Inside Investment: Pension de-risking is a risky business
Pension funds are slashing their allocations to equities and reorienting their portfolios to more accurately match liabilities. Strategically that makes sense. Tactically it smacks of buying at the top and it is already creating distortions in markets.
Last month Mexico issued $1 billion of 100-year bonds, the biggest century deal ever and the first from a Latin American issuer. On average, on every day since, more than 100 Mexicans have been arrested and 30 killed in the long-running military campaign against drug cartels. The country’s late 19th-century, early 20th-century president, Porfirio Diaz, famously commented that "poor Mexico" was "so far from God and so close to the United States". This was not previously thought to be a prophecy on bond yields, although the century bond trades at just a 235 basis point premium to 30-year US treasuries. Diaz defined Mexican politics for three decades.
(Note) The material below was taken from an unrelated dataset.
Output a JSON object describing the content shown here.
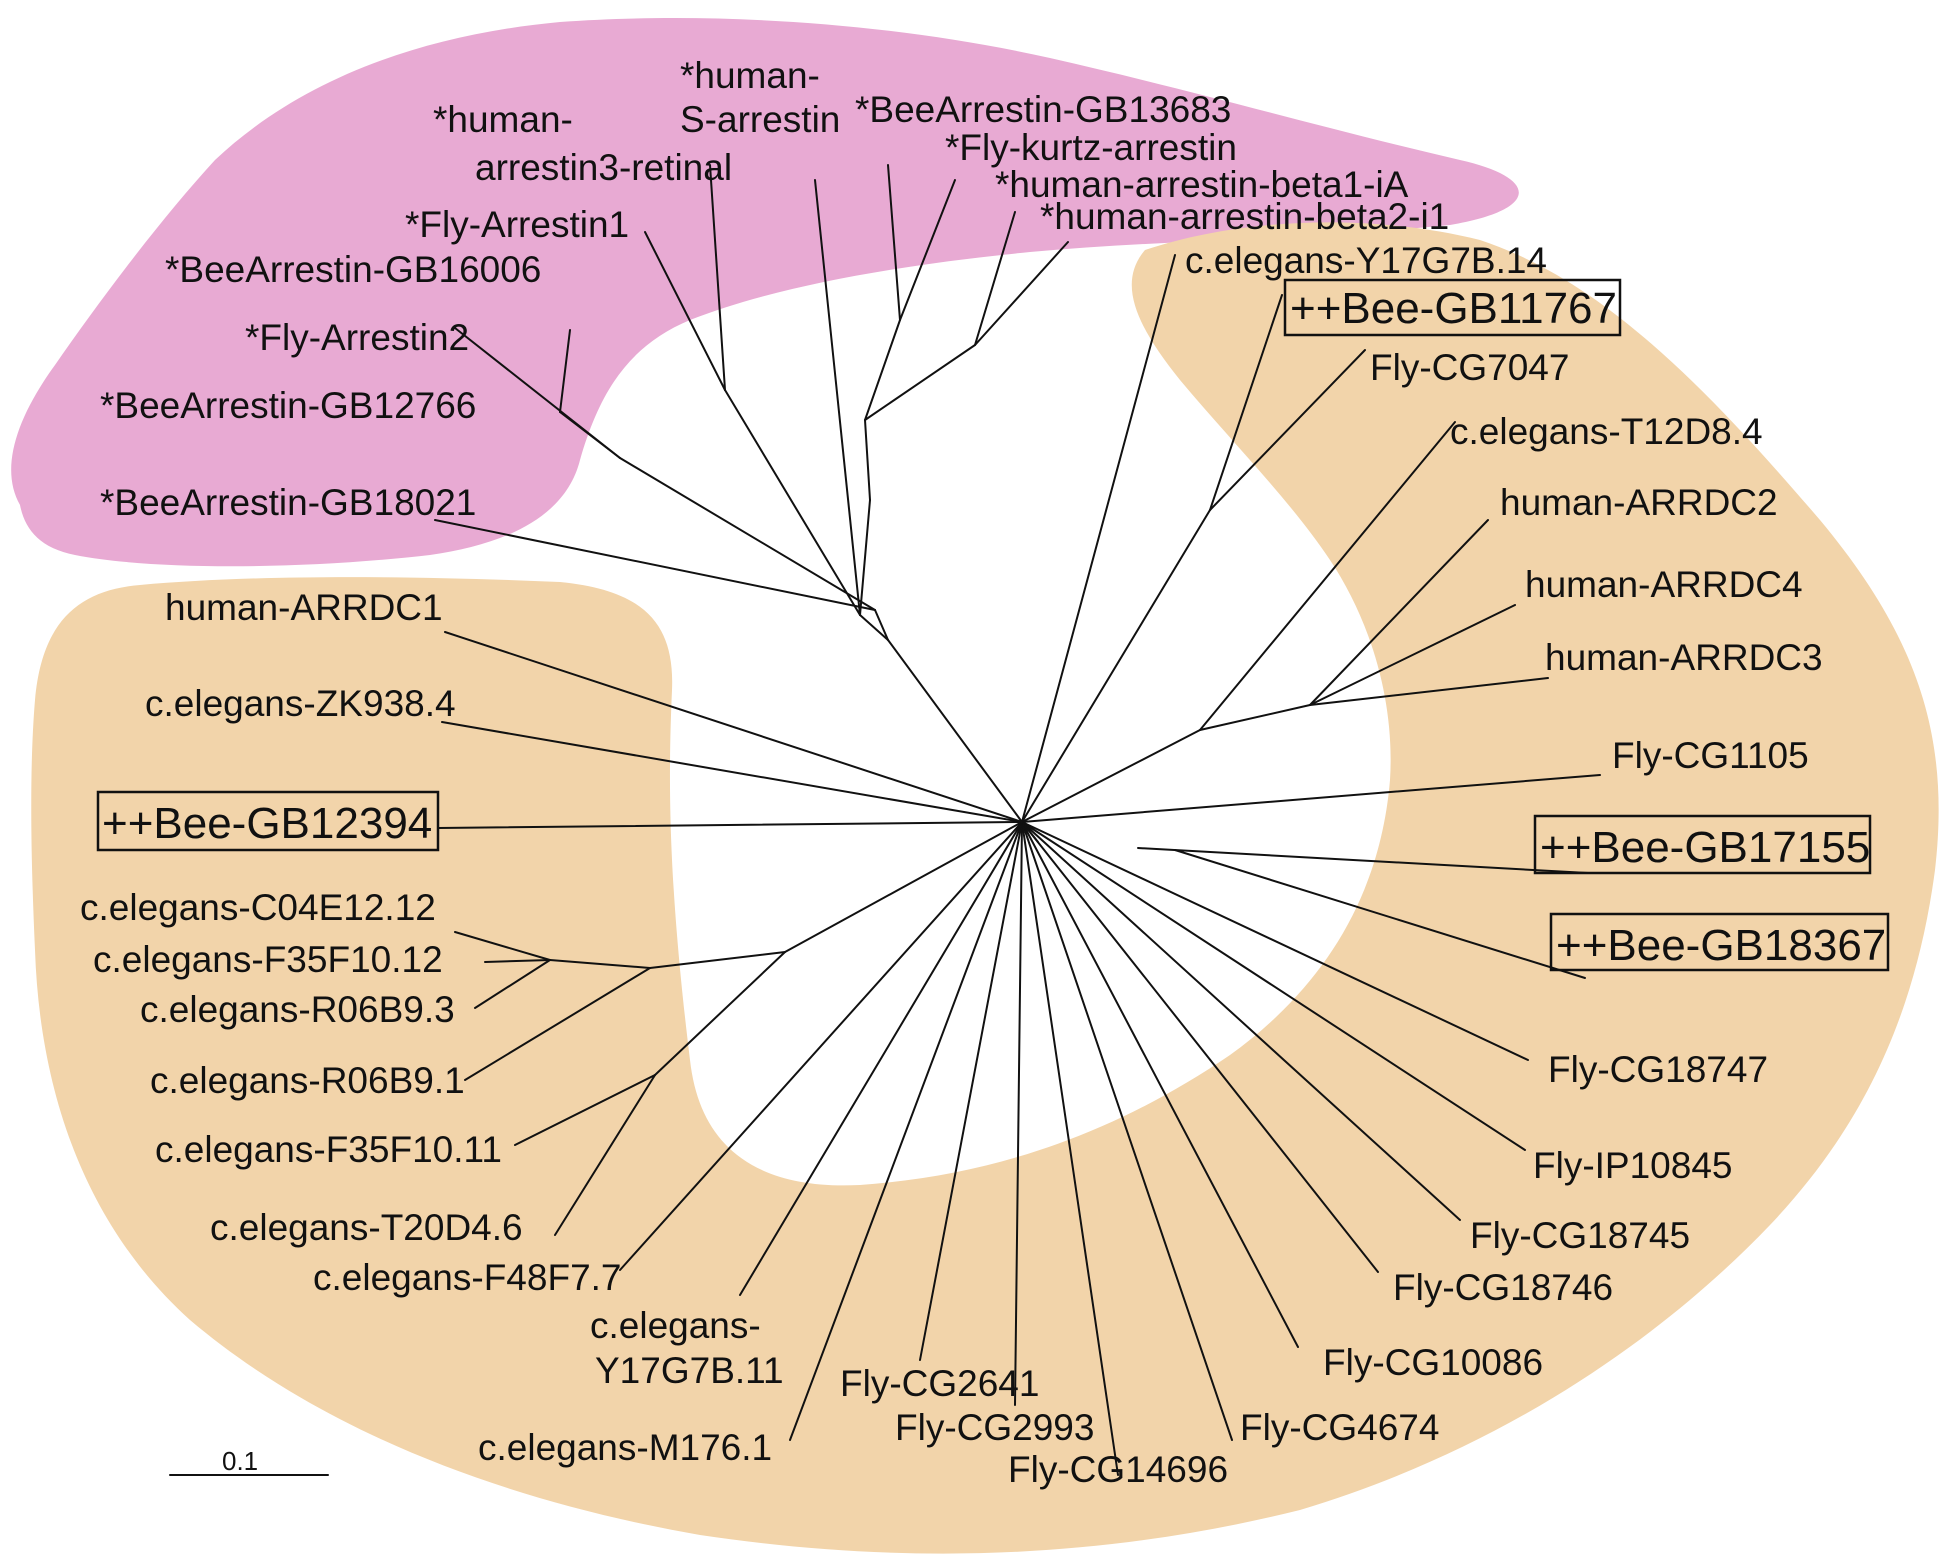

He was ousted in a revolution in 1911 and died in exile in Paris. Mexican bondholders over the past century have endured similarly mixed fortunes. The country defaulted in 1982 and needed a US-coordinated bailout in 1994. Mexico is far from being the only sovereign creditor whose bonds seem expensive. The 2030 issue from the Republic of Philippines, scene of two revolutions since 1985, yields a little over 5%. The 10-year government bonds of the UK and the US, two countries that are no strangers to bouts of inflation intermixed with currency devaluation, yield less than 3%.